O senso comum da felicidade
Em cada começo de ano, brota a necessidade de pensar na felicidade, já que, pelo menos em um aspecto, quase todos os humanos que habitam este planeta são idênticos. À exceção dos masoquistas e dos que sofrem de algum distúrbio mental, a esmagadora maioria corre incessantemente atrás de uma vida com prosperidade, saúde, paz e alegria. Simplificadamente, esse estado de sintonia perfeita consigo mesmo e com o universo recebeu a denominação de felicidade. Por sinal, são metas e votos que foram renovados recentemente nas festas de final de ano. Os mais metódicos até fazem uma listinha e os mais desprendidos formatam o ideário em algum recôndito arquivo da mente.
Por isso, nessa idealizada lista que agrega componentes ao ideal de felicidade, sempre aparece com destaque a compra de uma casa, a frequente troca de carro e a viagem para lugares distantes. Nessa ânsia irrefreável, surge a imperiosa necessidade de comprar um novo celular. Pessoas com essa alma mais inquieta vivem às turras com a empresa em que trabalham e até com a profissão que exercem. Os mais exigentes nunca estão satisfeitos com parceiros da vida amorosa; acalentam as ilusões dos amores perfeitos e são devotos eternos das doces cantigas da esperança.
Pela complexidade, o tema é um dos preferidos dos cronistas, dos escritores e até dos jornalistas que escrevem um editorial por semana. Tem gente que ganha fortunas editando livros de autoajuda para ensinar os caminhos para quem não quer ter absolutamente nada a reclamar do destino. O Procon bem que poderia processar por propaganda enganosa essa plêiade de escribas que ganha rios de dinheiro vendendo a miraculosa fórmula que serve para todos que desejam ardentemente alcançar o estado de êxtase supremo.

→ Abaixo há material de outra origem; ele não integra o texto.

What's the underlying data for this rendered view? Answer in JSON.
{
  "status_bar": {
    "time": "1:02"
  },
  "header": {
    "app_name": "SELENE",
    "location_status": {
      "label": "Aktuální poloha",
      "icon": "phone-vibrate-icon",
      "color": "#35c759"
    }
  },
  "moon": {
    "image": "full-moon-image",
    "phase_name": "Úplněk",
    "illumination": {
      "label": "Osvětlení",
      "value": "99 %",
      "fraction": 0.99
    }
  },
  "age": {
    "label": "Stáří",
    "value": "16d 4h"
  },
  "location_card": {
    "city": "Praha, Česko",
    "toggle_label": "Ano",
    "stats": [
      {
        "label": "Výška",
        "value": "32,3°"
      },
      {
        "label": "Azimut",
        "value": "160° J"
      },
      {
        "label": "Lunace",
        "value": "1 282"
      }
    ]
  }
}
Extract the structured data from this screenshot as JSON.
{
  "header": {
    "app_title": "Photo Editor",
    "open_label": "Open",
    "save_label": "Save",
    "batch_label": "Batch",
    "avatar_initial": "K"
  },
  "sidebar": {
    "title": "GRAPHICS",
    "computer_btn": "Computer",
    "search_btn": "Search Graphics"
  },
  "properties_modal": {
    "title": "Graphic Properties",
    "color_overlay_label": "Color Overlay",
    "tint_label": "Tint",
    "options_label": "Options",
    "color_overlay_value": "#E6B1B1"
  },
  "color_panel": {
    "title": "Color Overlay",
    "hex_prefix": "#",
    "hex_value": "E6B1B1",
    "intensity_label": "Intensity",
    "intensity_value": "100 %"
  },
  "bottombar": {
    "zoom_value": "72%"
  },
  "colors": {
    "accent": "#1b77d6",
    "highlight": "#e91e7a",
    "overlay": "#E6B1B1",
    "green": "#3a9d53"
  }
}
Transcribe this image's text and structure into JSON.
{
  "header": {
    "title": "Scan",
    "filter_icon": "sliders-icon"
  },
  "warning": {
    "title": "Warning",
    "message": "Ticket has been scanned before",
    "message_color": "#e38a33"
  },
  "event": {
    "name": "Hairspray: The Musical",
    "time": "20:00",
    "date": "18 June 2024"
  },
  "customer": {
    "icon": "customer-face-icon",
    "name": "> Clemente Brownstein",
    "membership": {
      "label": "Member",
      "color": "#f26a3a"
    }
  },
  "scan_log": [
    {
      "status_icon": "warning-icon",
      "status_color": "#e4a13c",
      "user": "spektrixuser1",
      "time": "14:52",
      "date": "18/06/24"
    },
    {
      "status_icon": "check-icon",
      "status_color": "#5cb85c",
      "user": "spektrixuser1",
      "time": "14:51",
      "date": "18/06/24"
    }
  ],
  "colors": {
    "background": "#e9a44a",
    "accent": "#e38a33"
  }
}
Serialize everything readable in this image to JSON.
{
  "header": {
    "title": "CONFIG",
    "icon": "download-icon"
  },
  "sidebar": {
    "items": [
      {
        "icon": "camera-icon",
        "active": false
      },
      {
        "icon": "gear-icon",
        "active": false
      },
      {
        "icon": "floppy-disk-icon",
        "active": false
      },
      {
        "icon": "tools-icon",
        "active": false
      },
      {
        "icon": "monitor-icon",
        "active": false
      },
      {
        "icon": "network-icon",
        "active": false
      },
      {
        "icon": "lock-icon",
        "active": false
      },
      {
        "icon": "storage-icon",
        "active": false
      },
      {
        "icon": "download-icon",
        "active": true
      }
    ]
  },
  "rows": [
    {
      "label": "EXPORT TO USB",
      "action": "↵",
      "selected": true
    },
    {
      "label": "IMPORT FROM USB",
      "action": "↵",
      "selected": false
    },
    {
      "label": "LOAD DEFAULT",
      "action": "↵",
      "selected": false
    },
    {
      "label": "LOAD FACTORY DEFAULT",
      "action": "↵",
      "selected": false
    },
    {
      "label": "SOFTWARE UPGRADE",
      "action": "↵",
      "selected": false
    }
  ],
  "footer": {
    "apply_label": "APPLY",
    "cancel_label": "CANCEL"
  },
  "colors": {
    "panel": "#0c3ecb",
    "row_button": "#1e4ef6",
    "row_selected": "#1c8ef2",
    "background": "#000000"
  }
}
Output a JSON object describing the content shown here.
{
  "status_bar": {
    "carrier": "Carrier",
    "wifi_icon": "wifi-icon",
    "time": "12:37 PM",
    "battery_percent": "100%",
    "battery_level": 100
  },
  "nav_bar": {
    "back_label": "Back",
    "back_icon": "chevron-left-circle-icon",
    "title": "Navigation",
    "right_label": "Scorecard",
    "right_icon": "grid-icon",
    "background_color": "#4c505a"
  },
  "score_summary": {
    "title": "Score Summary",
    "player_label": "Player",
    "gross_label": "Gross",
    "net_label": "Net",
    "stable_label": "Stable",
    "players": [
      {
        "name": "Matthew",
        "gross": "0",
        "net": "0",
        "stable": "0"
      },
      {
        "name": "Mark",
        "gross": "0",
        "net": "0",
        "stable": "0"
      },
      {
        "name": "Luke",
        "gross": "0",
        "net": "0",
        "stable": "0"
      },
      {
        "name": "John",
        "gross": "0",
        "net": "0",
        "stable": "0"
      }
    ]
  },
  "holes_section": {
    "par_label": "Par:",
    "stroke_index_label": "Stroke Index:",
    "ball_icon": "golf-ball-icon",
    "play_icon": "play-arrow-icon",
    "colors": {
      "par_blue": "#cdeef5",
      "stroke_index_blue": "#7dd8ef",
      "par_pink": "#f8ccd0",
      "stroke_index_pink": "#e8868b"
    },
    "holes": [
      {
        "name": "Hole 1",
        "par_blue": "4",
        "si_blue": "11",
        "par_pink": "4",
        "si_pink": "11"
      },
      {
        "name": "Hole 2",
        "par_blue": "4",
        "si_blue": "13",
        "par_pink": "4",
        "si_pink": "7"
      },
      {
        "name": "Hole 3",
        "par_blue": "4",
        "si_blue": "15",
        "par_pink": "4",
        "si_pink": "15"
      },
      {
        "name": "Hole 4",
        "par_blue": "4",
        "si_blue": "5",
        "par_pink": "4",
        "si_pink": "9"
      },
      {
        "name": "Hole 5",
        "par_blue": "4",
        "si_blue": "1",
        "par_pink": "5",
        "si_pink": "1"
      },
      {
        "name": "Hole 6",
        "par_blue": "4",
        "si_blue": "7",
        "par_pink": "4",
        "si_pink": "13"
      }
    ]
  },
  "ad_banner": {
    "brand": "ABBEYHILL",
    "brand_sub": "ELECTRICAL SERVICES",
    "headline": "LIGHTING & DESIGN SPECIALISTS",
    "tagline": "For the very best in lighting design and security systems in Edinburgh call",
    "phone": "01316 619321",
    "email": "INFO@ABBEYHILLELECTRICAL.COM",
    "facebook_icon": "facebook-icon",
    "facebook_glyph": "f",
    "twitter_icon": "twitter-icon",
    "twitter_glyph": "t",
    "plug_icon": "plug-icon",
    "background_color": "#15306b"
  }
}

A felicidade, em seu conceito mais puro e mais abstrato, depende mesmo de uma enorme sensibilidade que permita captar as sutilezas da vida. Há que se ter uma cintura flexível para saber driblar os reveses e conviver altivamente com os dissabores. O caminhante que até inconscientemente busca esse estado de espírito possui o dom de olhar além das vicissitudes do cotidiano. Consegue captar no horizonte que chega amanhã a força necessária para superar a dor e o sofrimento. Também tem como handicap do currículo a capacidade de perceber a poesia da vida na singeleza de um soneto com um magnífico poder de síntese escrito pelo poeta Vicente de Carvalho:
Esta felicidade que supomos,
Árvore adorada que
sonhamos
Toda arriada de mimosos pomos,
Existe sim, mas nós não a encontramos
Pois está sempre apenas onde a pomos
Mas é que nunca a pomos onde estamos
Um feliz 2012 sem falsas esperanças e com menos espaços para os simulacros da ilusão.